Description
Poetry. Women's Studies. At one point in Chrissy Kolaya's new poetry collection, she recounts a Korean student struggling to recall the English word "nightgown" and instead saying "dream dresses." How perfect a description for these poems, for in reading them we do slip into dream dresses, garments that let us try on OTHER POSSIBLE LIVES, like the couple in the opening cycle, "The House Sitters," who imagine the life they might have lived in a wealthy client's home, "a dream life, borrowed." Not that the lives imagined here are necessarily dreamy, and a great many of these poems deal with the difficulties of relationships, the recognition that "Sometimes the folks who aren't speaking/ are the ones who know each other best," or the realization at the end of an evening that "tonight/ you are not a lot to live on." There is also a sparseness to the imagery at times, appropriate for a poet of the upper prairie, and Minnesota winters make more than one appearance, underscoring the emotional chill. (Now that Kolaya has moved to Florida, it will be interesting to see how a warmer climate infuses her poetry!) "Always, I am afraid/ of missing something better," says the speaker in one poem, and this is the crux of the collection.

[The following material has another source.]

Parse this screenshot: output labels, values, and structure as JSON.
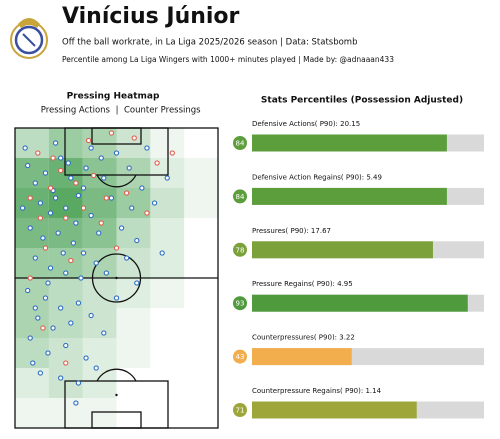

We are still haunted by Frost's two roads diverging, the binary of one choice precluding another, and Kolaya's statement of this theme comes in the final lines of the closing poem, "The Right Track," when the speaker, following the end of another relationship, laments, "It was about to happen./ Everything / was about to happen." We are always just on the verge, and we create worlds through the choices we make; but in poetry, at least, we have the chance to see where the other road might have taken us.
Author Bio
Chrissy Kolaya is a poet and fiction writer. Her most recent book of poetry is OTHER POSSIBLE LIVES (Broadstone Books, 2019). Her previous books include Charmed Particles: a novel and Any Anxious Body: poems. Her work has been included in a number of literary journals and anthologies. She teaches creative writing at the University of Central Florida.